Nobel Prize in Physics 1956

John Bardeen, Walter Brattain and William Shockley won the 1956 Nobel Prize for physics for their work on the transistor, the basic building block of today's radios, televisions, computers and other electronic devices.

Learn about the complete history of the transistor.
- Ira Flatow, Transistorized! on PBS

Bardeen, John
Physicist, born in Madison, Wisconsin, USA. He studied electrical engineering at Wisconsin University, and mathematical physics at Princeton (1936). After World War 2, he joined a new solid-state physics group at Bell Telephone Laboratories, where with Walter Brattain and William Shockley he developed the point-contact transistor (1947), for which they shared the Nobel Prize for Physics in 1956. Professor at Illinois University (1951–75), with Leon Cooper and John Schrieffer he received the Nobel Prize for Physics again in 1972 for the first satisfactory theory of superconductivity (the Bardeen–Cooper–Schrieffer or BCS theory), thereby becoming the first person to receive the Nobel Prize for Physics twice.

Brattain, Walter H(ouser)
US physicist, born in Amoy, China, where his father was a teacher. He grew up on a cattle ranch in the State of Washington, and studied at the universities of Oregon and Minnesota. In 1929 he joined Bell Telephone Laboratories, where he worked as a research physicist on the surface properties of semiconductors. With Bardeen and Shockley he developed the point-contact transistor, using a thin germanium crystal. He shared the Nobel Prize for Physics in 1956.

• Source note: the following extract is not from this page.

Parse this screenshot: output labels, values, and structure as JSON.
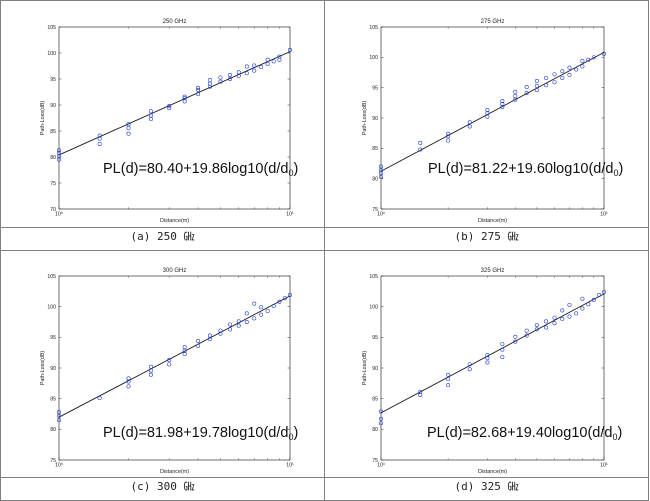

Shockley, William B(radford)
Physicist, born in London, England, UK. He studied at the California Institute of Technology and Harvard, began work with Bell Telephone Laboratories in 1936, and became professor of engineering at Stanford in 1963. During World War 2 he directed US research on antisubmarine warfare. In 1947 he helped devise the point-contact transistor. He then devised the junction transistor, which heralded a revolution in radio, TV, and computer circuitry. He shared the Nobel Prize for Physics in 1956 with John Bardeen and Walter Brattain. In his later years Shockley provoked outrage with his racist comments and sterilization schemes for people of low IQ.